According to Dynamic Beating monitoring, Anthropic disclosed in a Claude Fable 5 and Claude Mythos 5 system card that Mythos 5 exhibited strong expert-assist capabilities in biosafety assessment. In a plant pathology red team exercise, six biology PhDs were paired with large-model experts to use Mythos 5 to design end-to-end biological resistance solutions against a hypothetical engineered agricultural pathogen. Three teams included plant pathology experts, while the other three teams comprised general microbiology PhDs.
The results showed that within 16 hours, two out of the three general PhD teams surpassed all three expert teams in scientific quality and feasibility. Expert reviews estimated that without AI tools, completing these strategies and implementation protocols would typically require 40 to 95 working days, averaging around 72.5 working days. Anthropic believes this is one of the strongest single pieces of evidence of Mythos 5 nearing the CB-2 risk threshold, indicating that the model has already enabled general researchers to receive field-knowledge support close to that of world-class experts in some tasks.

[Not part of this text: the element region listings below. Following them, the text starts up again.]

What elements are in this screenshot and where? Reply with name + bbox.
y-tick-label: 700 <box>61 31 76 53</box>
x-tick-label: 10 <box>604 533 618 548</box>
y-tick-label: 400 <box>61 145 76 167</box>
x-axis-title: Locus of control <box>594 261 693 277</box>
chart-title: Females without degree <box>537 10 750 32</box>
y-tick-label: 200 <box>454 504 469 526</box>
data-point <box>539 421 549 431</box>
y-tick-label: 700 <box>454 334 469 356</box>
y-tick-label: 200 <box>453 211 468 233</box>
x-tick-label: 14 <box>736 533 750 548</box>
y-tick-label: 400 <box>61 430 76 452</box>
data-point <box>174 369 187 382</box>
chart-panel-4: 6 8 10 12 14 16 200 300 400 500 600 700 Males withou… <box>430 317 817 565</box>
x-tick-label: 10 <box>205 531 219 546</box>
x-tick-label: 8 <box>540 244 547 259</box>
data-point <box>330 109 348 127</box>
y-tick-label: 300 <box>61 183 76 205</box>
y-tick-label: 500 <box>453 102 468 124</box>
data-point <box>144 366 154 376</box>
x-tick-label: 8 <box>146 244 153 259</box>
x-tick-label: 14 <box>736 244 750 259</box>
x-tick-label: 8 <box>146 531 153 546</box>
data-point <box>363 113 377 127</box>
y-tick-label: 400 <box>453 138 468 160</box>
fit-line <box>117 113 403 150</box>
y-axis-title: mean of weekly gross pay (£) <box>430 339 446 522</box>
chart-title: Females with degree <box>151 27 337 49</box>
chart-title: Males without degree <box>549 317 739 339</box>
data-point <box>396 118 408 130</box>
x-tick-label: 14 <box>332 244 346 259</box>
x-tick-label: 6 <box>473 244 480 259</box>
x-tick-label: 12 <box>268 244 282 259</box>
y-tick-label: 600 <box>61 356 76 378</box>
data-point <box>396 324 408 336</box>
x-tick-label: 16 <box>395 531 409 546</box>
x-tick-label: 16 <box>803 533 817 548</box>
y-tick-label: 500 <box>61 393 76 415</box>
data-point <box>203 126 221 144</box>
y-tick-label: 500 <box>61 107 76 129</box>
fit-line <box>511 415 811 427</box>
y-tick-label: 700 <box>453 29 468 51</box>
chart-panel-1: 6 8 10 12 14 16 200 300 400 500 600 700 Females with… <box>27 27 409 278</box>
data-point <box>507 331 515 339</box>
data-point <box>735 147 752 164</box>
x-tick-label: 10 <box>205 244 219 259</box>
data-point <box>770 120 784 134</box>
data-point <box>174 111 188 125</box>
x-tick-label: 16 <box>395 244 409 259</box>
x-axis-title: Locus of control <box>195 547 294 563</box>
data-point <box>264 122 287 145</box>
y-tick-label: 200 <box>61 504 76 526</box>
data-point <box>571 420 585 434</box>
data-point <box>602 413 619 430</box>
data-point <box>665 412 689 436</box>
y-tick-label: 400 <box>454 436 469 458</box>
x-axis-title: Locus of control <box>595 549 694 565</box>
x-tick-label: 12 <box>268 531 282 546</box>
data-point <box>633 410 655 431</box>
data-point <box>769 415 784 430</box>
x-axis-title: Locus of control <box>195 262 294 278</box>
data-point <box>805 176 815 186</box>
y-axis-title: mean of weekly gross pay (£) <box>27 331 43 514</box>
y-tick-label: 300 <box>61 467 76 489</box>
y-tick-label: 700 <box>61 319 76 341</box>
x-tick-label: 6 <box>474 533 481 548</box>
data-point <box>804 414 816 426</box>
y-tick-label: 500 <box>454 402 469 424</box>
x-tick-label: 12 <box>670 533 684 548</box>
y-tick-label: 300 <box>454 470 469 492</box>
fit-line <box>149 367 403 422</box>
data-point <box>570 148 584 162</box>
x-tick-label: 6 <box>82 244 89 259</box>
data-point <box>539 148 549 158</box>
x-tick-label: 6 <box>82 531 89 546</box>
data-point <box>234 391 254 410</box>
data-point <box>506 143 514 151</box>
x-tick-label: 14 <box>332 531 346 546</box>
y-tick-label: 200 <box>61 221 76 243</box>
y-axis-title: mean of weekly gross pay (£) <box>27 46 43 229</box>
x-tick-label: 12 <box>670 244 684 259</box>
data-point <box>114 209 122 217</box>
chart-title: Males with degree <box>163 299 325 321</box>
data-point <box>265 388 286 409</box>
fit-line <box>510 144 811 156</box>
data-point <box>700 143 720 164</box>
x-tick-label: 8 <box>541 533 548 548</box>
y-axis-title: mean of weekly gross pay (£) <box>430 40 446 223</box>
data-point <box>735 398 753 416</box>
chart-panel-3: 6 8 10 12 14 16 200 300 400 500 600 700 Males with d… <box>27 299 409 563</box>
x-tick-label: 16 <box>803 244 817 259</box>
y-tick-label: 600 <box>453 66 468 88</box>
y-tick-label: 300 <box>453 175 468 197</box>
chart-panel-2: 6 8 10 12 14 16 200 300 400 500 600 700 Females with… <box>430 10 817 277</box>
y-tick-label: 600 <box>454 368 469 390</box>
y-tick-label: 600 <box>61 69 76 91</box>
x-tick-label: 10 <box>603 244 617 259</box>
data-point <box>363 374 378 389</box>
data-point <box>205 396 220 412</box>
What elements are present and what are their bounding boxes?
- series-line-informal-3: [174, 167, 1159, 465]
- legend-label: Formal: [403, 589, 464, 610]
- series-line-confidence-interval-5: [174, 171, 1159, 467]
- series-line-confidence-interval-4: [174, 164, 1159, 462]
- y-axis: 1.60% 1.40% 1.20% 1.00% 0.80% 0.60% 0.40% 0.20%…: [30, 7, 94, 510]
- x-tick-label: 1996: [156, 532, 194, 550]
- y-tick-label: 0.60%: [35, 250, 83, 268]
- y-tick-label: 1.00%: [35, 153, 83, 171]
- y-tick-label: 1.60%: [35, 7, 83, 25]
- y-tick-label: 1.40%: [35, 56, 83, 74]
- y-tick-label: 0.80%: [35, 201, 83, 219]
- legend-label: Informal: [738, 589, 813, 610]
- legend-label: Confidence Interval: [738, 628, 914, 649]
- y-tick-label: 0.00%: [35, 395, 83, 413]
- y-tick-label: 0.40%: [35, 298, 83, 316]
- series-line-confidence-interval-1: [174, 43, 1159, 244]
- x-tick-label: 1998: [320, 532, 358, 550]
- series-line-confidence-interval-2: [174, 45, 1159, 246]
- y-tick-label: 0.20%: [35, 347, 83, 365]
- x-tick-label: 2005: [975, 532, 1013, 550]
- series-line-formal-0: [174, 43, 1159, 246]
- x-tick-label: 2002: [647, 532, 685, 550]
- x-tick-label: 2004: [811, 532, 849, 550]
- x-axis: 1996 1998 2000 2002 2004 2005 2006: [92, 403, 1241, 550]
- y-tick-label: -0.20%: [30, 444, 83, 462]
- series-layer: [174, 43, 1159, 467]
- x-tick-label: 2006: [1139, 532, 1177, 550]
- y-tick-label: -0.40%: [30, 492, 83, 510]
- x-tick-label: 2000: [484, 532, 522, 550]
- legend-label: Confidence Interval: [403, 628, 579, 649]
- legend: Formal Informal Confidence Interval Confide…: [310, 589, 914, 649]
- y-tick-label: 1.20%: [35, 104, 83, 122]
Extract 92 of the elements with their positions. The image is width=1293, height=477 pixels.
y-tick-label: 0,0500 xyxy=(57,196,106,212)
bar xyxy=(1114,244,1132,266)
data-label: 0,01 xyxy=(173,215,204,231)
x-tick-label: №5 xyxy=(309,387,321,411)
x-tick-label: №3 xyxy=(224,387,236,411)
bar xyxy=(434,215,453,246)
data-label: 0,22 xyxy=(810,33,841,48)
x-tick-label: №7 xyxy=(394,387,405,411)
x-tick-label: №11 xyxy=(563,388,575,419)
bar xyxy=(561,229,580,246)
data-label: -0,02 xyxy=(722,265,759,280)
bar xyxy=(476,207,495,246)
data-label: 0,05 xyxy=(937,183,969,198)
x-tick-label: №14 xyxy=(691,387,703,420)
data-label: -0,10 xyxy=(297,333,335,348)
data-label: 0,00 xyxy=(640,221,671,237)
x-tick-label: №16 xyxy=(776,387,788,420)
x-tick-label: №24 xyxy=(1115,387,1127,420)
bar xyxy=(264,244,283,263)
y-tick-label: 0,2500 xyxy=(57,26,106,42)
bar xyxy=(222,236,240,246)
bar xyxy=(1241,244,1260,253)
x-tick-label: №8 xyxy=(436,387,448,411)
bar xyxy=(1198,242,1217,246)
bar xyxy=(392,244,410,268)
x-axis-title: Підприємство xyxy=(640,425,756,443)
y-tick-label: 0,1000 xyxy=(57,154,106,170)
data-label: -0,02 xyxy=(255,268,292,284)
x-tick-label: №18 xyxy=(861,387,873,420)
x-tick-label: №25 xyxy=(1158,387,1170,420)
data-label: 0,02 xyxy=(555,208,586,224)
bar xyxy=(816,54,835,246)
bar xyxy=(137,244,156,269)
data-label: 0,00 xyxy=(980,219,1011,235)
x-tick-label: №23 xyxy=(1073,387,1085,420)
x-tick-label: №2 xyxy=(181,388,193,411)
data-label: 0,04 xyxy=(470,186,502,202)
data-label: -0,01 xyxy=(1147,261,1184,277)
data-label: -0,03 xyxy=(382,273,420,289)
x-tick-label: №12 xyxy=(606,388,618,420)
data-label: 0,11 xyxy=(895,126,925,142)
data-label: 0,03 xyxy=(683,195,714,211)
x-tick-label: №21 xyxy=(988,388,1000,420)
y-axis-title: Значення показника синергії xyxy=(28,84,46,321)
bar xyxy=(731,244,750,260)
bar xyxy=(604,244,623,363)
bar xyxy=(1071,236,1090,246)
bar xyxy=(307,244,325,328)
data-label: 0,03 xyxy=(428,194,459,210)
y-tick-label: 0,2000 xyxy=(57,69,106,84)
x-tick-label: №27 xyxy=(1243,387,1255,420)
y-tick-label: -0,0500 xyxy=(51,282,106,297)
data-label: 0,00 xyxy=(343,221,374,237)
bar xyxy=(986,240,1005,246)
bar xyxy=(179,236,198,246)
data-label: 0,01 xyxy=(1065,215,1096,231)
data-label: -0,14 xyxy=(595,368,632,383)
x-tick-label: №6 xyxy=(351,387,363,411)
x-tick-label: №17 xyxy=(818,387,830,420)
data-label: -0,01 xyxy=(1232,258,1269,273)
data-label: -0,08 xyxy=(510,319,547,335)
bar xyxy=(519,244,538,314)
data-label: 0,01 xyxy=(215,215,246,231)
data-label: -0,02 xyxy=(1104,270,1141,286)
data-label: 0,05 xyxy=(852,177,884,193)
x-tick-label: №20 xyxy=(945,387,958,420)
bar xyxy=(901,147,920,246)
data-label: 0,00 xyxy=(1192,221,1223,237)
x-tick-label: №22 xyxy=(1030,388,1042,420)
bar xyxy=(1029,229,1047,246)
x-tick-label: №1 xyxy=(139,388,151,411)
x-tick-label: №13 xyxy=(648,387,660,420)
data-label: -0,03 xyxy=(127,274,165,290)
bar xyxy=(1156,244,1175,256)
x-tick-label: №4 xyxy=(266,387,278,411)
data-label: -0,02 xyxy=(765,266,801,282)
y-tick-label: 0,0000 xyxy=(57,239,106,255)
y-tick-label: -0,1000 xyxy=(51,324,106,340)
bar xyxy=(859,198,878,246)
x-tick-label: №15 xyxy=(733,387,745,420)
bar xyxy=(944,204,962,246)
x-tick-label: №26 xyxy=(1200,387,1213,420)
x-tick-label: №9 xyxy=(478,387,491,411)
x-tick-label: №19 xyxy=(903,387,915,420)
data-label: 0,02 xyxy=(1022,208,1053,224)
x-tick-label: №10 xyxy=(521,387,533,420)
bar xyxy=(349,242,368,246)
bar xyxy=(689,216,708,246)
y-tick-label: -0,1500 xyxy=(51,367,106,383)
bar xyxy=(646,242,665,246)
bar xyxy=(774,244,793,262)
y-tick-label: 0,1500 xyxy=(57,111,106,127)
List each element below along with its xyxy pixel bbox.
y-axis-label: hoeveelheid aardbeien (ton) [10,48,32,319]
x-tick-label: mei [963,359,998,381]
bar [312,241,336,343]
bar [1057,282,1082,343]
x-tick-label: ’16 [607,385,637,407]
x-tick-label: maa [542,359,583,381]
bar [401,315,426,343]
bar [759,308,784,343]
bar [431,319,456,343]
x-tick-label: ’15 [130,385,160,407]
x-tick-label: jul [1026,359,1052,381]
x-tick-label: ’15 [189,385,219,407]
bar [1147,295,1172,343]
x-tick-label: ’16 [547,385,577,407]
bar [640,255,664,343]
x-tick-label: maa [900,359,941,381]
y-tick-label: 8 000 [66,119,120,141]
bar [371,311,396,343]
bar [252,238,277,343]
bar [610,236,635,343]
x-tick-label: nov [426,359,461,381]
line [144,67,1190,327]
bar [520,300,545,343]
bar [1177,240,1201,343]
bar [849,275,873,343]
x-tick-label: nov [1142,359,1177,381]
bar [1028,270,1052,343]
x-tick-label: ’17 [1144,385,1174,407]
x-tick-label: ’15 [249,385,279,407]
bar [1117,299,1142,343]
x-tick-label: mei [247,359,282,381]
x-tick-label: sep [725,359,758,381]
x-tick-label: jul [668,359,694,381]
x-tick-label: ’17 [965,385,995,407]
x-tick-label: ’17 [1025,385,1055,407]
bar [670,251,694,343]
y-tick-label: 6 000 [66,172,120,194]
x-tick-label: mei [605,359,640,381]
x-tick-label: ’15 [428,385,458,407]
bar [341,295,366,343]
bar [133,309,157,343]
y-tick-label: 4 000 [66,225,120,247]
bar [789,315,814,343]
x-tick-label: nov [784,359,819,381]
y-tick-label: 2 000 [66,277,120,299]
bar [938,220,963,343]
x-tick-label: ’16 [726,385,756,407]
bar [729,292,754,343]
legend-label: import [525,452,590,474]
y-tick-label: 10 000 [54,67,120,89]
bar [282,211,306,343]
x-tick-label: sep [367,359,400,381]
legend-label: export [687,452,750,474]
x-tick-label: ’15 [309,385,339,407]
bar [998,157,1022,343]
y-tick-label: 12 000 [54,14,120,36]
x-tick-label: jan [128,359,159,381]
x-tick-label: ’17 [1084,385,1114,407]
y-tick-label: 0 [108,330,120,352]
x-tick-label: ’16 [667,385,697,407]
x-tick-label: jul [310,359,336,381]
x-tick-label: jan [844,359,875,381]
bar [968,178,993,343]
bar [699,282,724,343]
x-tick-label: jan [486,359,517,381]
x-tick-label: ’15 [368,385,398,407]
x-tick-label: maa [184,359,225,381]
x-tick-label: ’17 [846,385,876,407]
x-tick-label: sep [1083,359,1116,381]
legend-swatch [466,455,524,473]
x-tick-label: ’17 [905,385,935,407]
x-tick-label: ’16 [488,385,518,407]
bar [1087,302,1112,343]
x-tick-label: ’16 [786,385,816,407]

However, this does not mean that Mythos 5 is already capable of autonomously conducting cutting-edge research. Anthropic also points out that the model still relies on human expert filtering of ideas, has weak open-ended conceptual capabilities, tends to remix existing literature into complex solutions, and rarely proposes truly novel pathways; it also tends to continue advancing along erroneous user-provided frameworks, even if flaws are detected in the proposed solutions.
This assessment is also echoed in the CUSP scientific prediction benchmark. CUSP covers 4760 scientific events, evaluating the model's feasibility assessments of research progress, mechanism identification, solution generation, and time prediction. The results show that GPT-5.4 achieved 81.9% in four-choice mechanism identification questions, Claude S4.5 scored 72.4%, but in the binary task of judging whether scientific progress will truly materialize, the accuracy of each model ranged from 45.3% to 51.9%, close to random guessing. In other words, current large models are already very good at filling in partial scientific steps but still unreliably judge which scientific paths will truly succeed.